Au-delà de leur contenu intellectuel, les ouvrages de la collection Delaleu étaient des objets d’art en eux-mêmes, magnifiquement reliés, souvent en maroquin rouge ou citron, et ornés de dorures délicates. Leur rareté et leur état impeccable en faisaient des trésors pour les bibliophiles de l’époque.
Un témoignage du raffinement du XVIIIe siècle
La vie de Guillaume-Claude Delaleu, en tant que notaire, collectionneur et homme de goût, témoigne du raffinement et de la culture du XVIIIe siècle. À travers ses livres, il a non seulement cherché à se divertir, mais aussi à s’inscrire dans la grande tradition des bibliophiles de son temps.
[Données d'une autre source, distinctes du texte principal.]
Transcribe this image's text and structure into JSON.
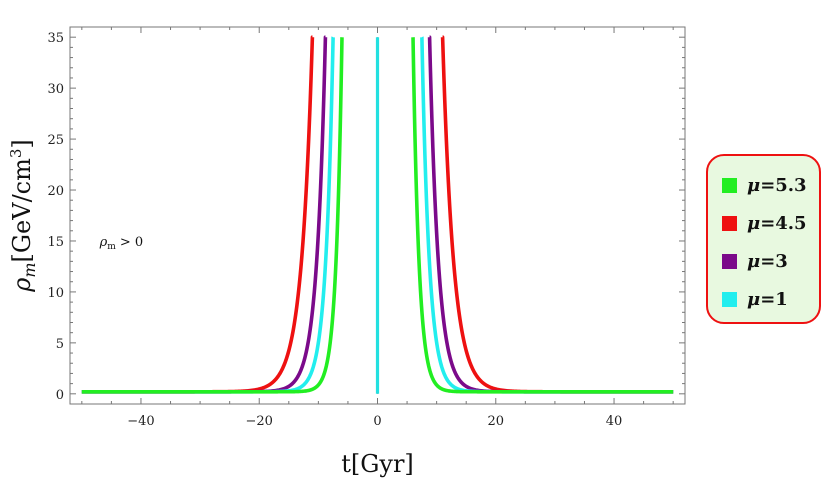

Sa bibliothèque, riche en livres anciens et en éditions rares, est le reflet d'une époque où le savoir et le luxe allaient de pair.
Aujourd'hui, les ouvrages qui composaient la bibliothèque de Delaleu, dispersés aux quatre coins du monde, continuent d’éveiller l’intérêt des amateurs de livres anciens. Ils rappellent que derrière chaque grande collection, il y a une passion, un homme, et souvent, une histoire de faillite ou de rédemption, comme celle de Guillaume-Claude Delaleu.